Chega assim um momento em que o consumo só pode ser estimulado artificialmente pelo crédito privado e a demanda estatal. Só isso mantém a Grande Máquina funcionando, adiando o acerto de contas com a baixa acumulação real. Portanto, temos um consumo de massas movido artificialmente por meio de dívidas, estendidas no tempo. Daí em diante, a civilização capitalista perde os seus bons modos. Os lucros só são obtidos por meio das estratégias mais selvagens possíveis (dumping social, depredação ambiental, privatizações, expropriação e patenteamento geral do saber e da cultura etc.). Se a acumulação real de capital tende a decrescer porque as taxas de lucro na produção tendem a diminuir, então se pode tentar contrapesar isso pelo aumento das taxas de exploração – isto é, através da espoliação mais radical dos trabalhadores e da natureza. Todos pagarão com a miséria, há muito conhecida na periferia subdesenvolvida. Trata-se de um processo de “africanização” ou “brasilianização” do mundo, segundo alguns sociólogos europeus.
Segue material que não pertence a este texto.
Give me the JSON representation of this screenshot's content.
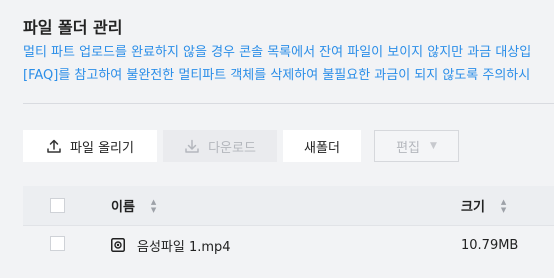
{
  "page": {
    "title": "파일 폴더 관리",
    "desc_line1": "멀티 파트 업로드를 완료하지 않을 경우 콘솔 목록에서 잔여 파일이 보이지 않지만 과금 대상입",
    "desc_line2": "[FAQ]를 참고하여 불완전한 멀티파트 객체를 삭제하여 불필요한 과금이 되지 않도록 주의하시"
  },
  "toolbar": {
    "upload_label": "파일 올리기",
    "download_label": "다운로드",
    "newfolder_label": "새폴더",
    "edit_label": "편집"
  },
  "table": {
    "columns": {
      "name": "이름",
      "size": "크기"
    },
    "rows": [
      {
        "name": "음성파일 1.mp4",
        "size": "10.79MB"
      }
    ]
  },
  "icons": {
    "upload": "upload-icon",
    "download": "download-icon",
    "file": "audio-file-icon",
    "sort": "sort-icon",
    "edit_dropdown": "caret-down-icon"
  },
  "colors": {
    "link_blue": "#2b8ee8",
    "background": "#f2f3f5",
    "disabled_text": "#b4b7bd"
  }
}
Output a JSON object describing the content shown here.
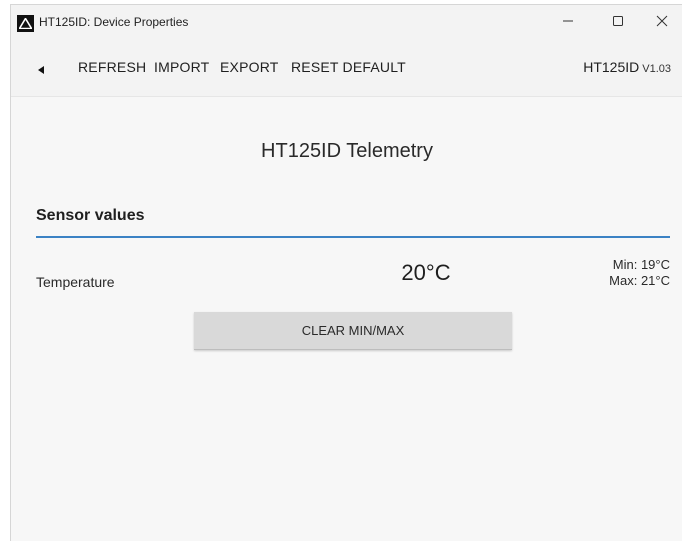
{
  "window": {
    "title": "HT125ID: Device Properties",
    "controls": {
      "minimize": "minimize-icon",
      "maximize": "maximize-icon",
      "close": "close-icon"
    }
  },
  "toolbar": {
    "back_icon": "back-triangle-icon",
    "refresh_label": "REFRESH",
    "import_label": "IMPORT",
    "export_label": "EXPORT",
    "reset_label": "RESET DEFAULT",
    "device_name": "HT125ID",
    "device_version": "V1.03"
  },
  "main": {
    "title": "HT125ID Telemetry",
    "section_title": "Sensor values",
    "accent_color": "#3b82c4",
    "sensor": {
      "label": "Temperature",
      "value": "20°C",
      "min": "Min: 19°C",
      "max": "Max: 21°C"
    },
    "clear_button_label": "CLEAR MIN/MAX"
  }
}
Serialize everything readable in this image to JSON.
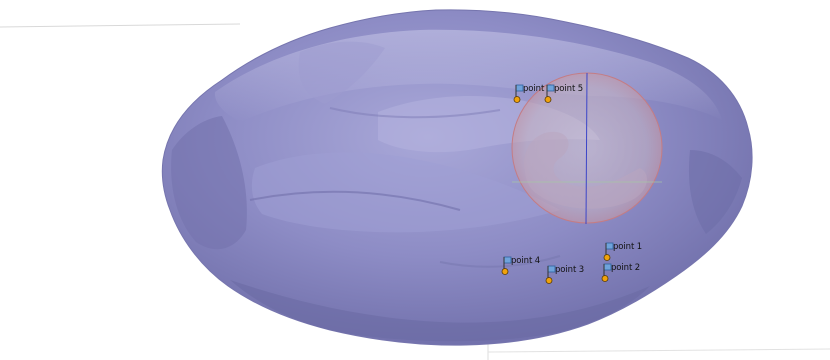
{
  "scene": {
    "object": "asteroid-mesh",
    "mesh_color": "#8c8cc4",
    "highlight_color": "#b7b6dd",
    "shadow_color": "#6d6da6",
    "sphere_edge_color": "#c67f86",
    "sphere_fill_color": "#c9b8c4",
    "axis_line_color": "#3b45c8",
    "marker_pin_color": "#f0a20b",
    "marker_flag_color": "#6fa3db"
  },
  "markers": [
    {
      "id": "point-6",
      "label": "point 6"
    },
    {
      "id": "point-5",
      "label": "point 5"
    },
    {
      "id": "point-1",
      "label": "point 1"
    },
    {
      "id": "point-2",
      "label": "point 2"
    },
    {
      "id": "point-4",
      "label": "point 4"
    },
    {
      "id": "point-3",
      "label": "point 3"
    }
  ]
}
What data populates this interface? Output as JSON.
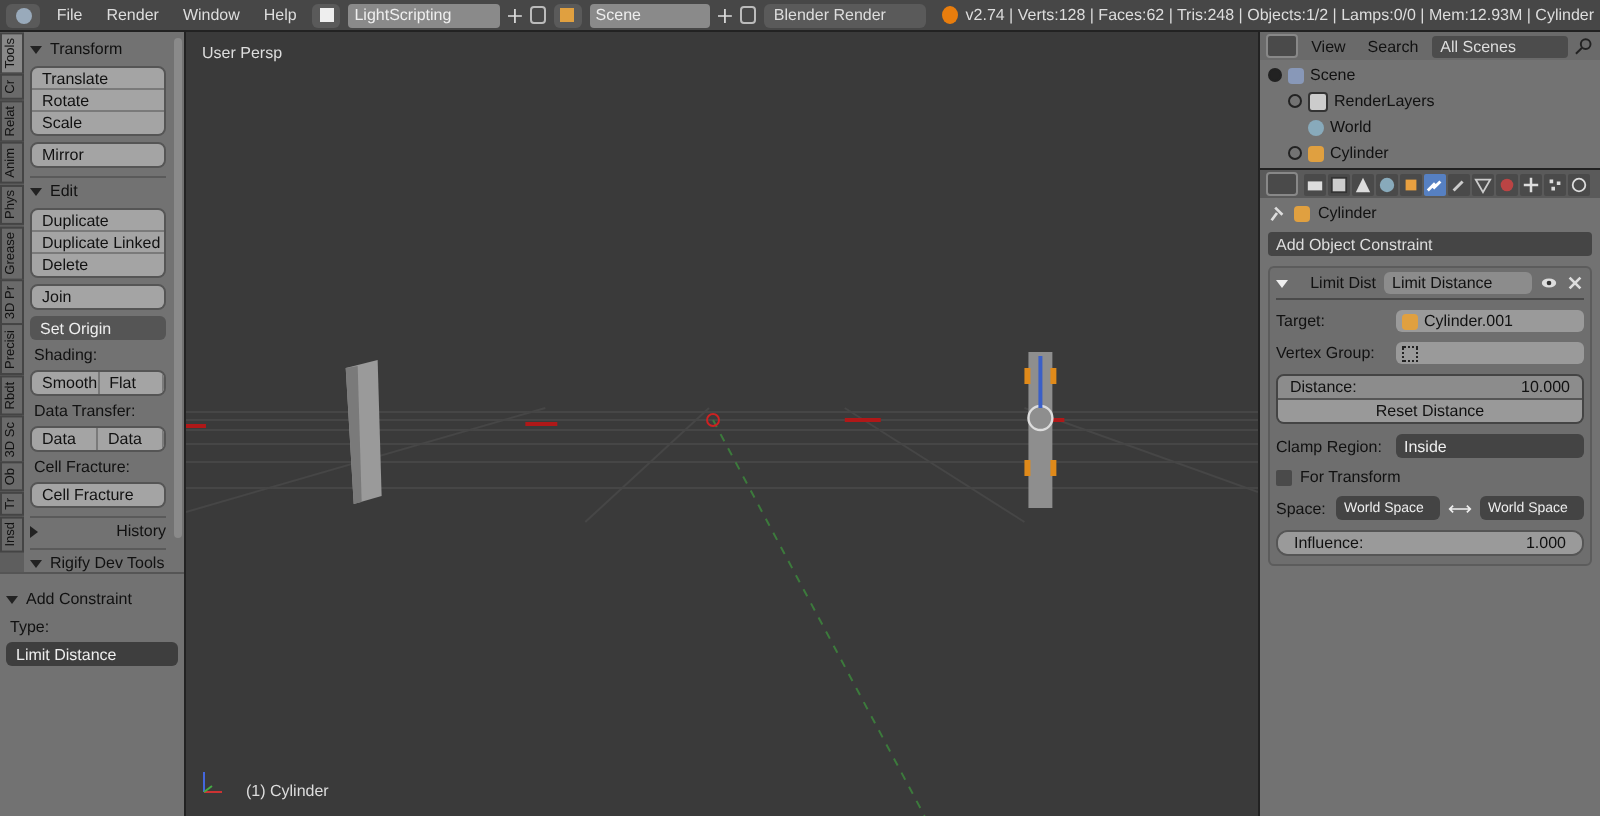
{
  "top_bar": {
    "menus": [
      "File",
      "Render",
      "Window",
      "Help"
    ],
    "layout": "LightScripting",
    "scene": "Scene",
    "engine": "Blender Render",
    "stats": "v2.74 | Verts:128 | Faces:62 | Tris:248 | Objects:1/2 | Lamps:0/0 | Mem:12.93M | Cylinder"
  },
  "tool_tabs": [
    {
      "label": "Tools",
      "selected": true
    },
    {
      "label": "Cr",
      "selected": false
    },
    {
      "label": "Relat",
      "selected": false
    },
    {
      "label": "Anim",
      "selected": false
    },
    {
      "label": "Phys",
      "selected": false
    },
    {
      "label": "Grease",
      "selected": false
    },
    {
      "label": "3D Pr",
      "selected": false
    },
    {
      "label": "Precisi",
      "selected": false
    },
    {
      "label": "Rbdt",
      "selected": false
    },
    {
      "label": "3D Sc",
      "selected": false
    },
    {
      "label": "Ob",
      "selected": false
    },
    {
      "label": "Tr",
      "selected": false
    },
    {
      "label": "Insd",
      "selected": false
    }
  ],
  "tool_shelf": [
    {
      "title": "Transform",
      "expanded": true,
      "items": [
        {
          "kind": "stack",
          "labels": [
            "Translate",
            "Rotate",
            "Scale"
          ]
        },
        {
          "kind": "stack",
          "labels": [
            "Mirror"
          ]
        }
      ]
    },
    {
      "title": "Edit",
      "expanded": true,
      "items": [
        {
          "kind": "stack",
          "labels": [
            "Duplicate",
            "Duplicate Linked",
            "Delete"
          ]
        },
        {
          "kind": "stack",
          "labels": [
            "Join"
          ]
        },
        {
          "kind": "dropdown",
          "label": "Set Origin"
        },
        {
          "kind": "label",
          "label": "Shading:"
        },
        {
          "kind": "row",
          "labels": [
            "Smooth",
            "Flat"
          ]
        },
        {
          "kind": "label",
          "label": "Data Transfer:"
        },
        {
          "kind": "row",
          "labels": [
            "Data",
            "Data"
          ]
        },
        {
          "kind": "label",
          "label": "Cell Fracture:"
        },
        {
          "kind": "stack",
          "labels": [
            "Cell Fracture"
          ]
        }
      ]
    },
    {
      "title": "History",
      "expanded": false
    },
    {
      "title": "Rigify Dev Tools",
      "expanded": true
    }
  ],
  "operator": {
    "title": "Add Constraint",
    "expanded": true,
    "type_label": "Type:",
    "type_value": "Limit Distance"
  },
  "viewport": {
    "view_label": "User Persp",
    "object_label": "(1) Cylinder"
  },
  "outliner": {
    "menus": [
      "View",
      "Search"
    ],
    "filter": "All Scenes",
    "tree": [
      {
        "label": "Scene",
        "kind": "scene",
        "expanded": true,
        "children": [
          {
            "label": "RenderLayers",
            "kind": "layers",
            "expanded": false
          },
          {
            "label": "World",
            "kind": "world"
          },
          {
            "label": "Cylinder",
            "kind": "object",
            "expanded": false
          }
        ]
      }
    ]
  },
  "properties": {
    "tabs": [
      {
        "kind": "render",
        "selected": false
      },
      {
        "kind": "layers",
        "selected": false
      },
      {
        "kind": "scene",
        "selected": false
      },
      {
        "kind": "world",
        "selected": false
      },
      {
        "kind": "object",
        "selected": false
      },
      {
        "kind": "constraints",
        "selected": true
      },
      {
        "kind": "modifiers",
        "selected": false
      },
      {
        "kind": "data",
        "selected": false
      },
      {
        "kind": "material",
        "selected": false
      },
      {
        "kind": "texture",
        "selected": false
      },
      {
        "kind": "particles",
        "selected": false
      },
      {
        "kind": "physics",
        "selected": false
      }
    ],
    "breadcrumb": "Cylinder",
    "add_constraint": "Add Object Constraint",
    "constraint": {
      "expanded": true,
      "type_label": "Limit Dist",
      "name": "Limit Distance",
      "target_label": "Target:",
      "target": "Cylinder.001",
      "vertex_group_label": "Vertex Group:",
      "distance_label": "Distance:",
      "distance": "10.000",
      "reset": "Reset Distance",
      "clamp_label": "Clamp Region:",
      "clamp": "Inside",
      "for_transform": {
        "label": "For Transform",
        "checked": false
      },
      "space_label": "Space:",
      "owner_space": "World Space",
      "target_space": "World Space",
      "influence": {
        "label": "Influence:",
        "reading": "1.000",
        "level": 1
      }
    }
  }
}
Não é então que o capitalismo não explore ainda muito trabalho ou que deixe de produzir mais-valia e lucros. Mas que o trabalho explorado não gera tanta mais-valia como antes! As taxas de lucro tendem a diminuir por causa do aumento dos enormes custos de investimento em capital fixo (infraestrutura produtiva e social), gerando dívidas que, se tivessem de ser pagas imediatamente, tornariam tais produções totalmente improdutivas e inviáveis, ou seja, não-lucrativas. O total do capital financeiro-especulativo em torno de U$$ 600 trilhões – em que não há só ações e papeis imobiliários, mas títulos da dívida pública dos governos e dívidas privadas, comercializados como qualquer ação – significa que teríamos de produzir, a curto ou médio prazo, cerca de 5 ou 6 vezes o valor do PIB mundial atual, ou seja, adiantar uma produção equivalente à esperada para todo o século XXI ou XXII! Isto, é claro, se as bases sociais, naturais e ecológicas aguentarem uma tal empreitada!
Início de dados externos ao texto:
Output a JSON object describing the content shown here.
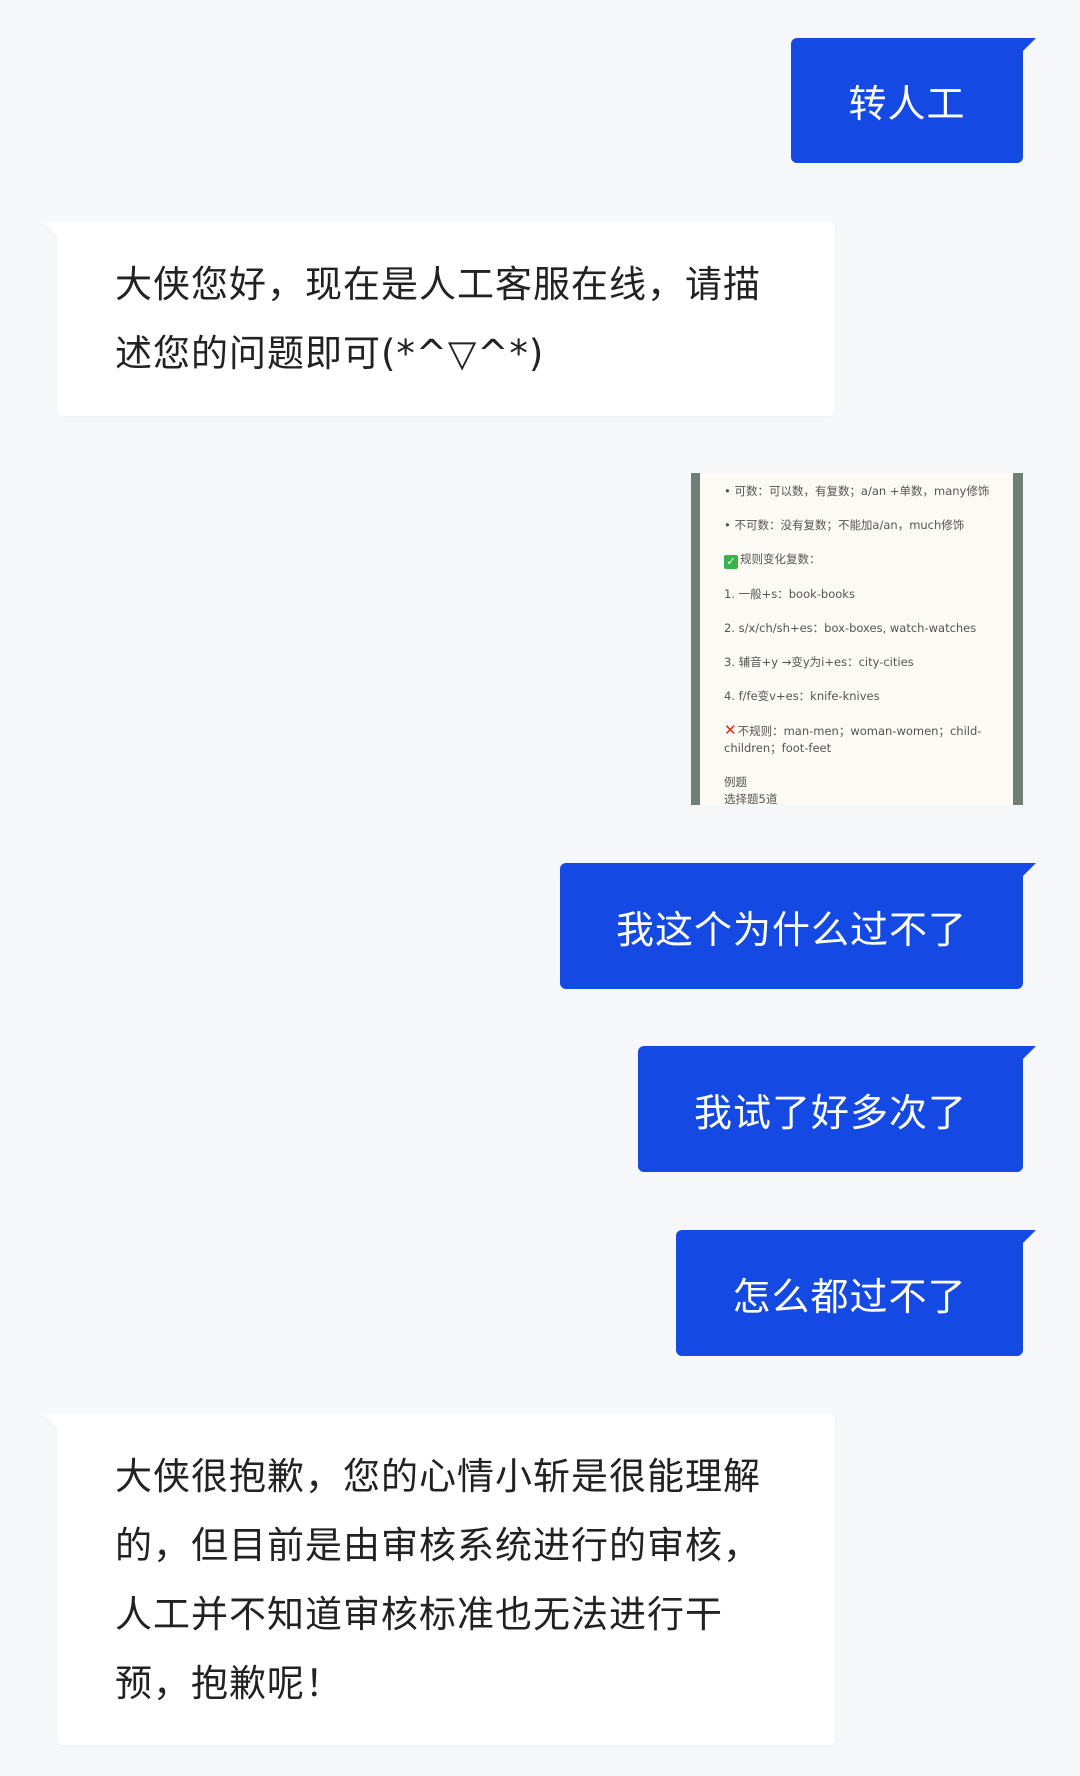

Com taxas muito baixas ou arriscadas de lucro produtivo, o capitalista então se desestimula a investir na economia real – o que faz aumentar ainda mais o desemprego e a recessão. Ele tentam então, como um Mágico, realizar o impossível: tenta simular um lucro que ainda nem foi realizado na produção real de mercadorias. Algumas empresas então possuem ativos financeiros enormes que, em pequeno grau, voltam à produção, são aplicados produtivamente (até para justificar o nome e o valor da empresa no mercado). A bolsa é uma forma rápida de capitalização produtiva das empresas. Mas as somas de dinheiro a ser investidas a cada rodada são tão grandes que a maior parte desse dinheiro se mantém girando, de maneira livre e desregulamentada, na esfera financeira e especulativa. Um dinheiro que copula com dinheiro e gera mais dinheiro automaticamente. Isso pelo menos até que a inadimplência dos consumidores e os negócios reais se revelem claramente como deficitários, negativos ou simplesmente inviáveis, pois no fundo são incapazes de gerar realmente mais valor do que o já acumulado. Esse dinheiro fictício da ações e títulos então vira fumaça – esteja nas mãos de quem estiver – e desaparece tal qual um dia surgiu. Na bolsa sempre há os espertos, como o especulador George Soros (que lucrou US$ 3 bilhões em 2008) e os enganados que ainda não perceberam que tudo não passa de simulação e especulação de lucros fantasiosos e dívidas praticamente impagáveis mesmo a longo prazo.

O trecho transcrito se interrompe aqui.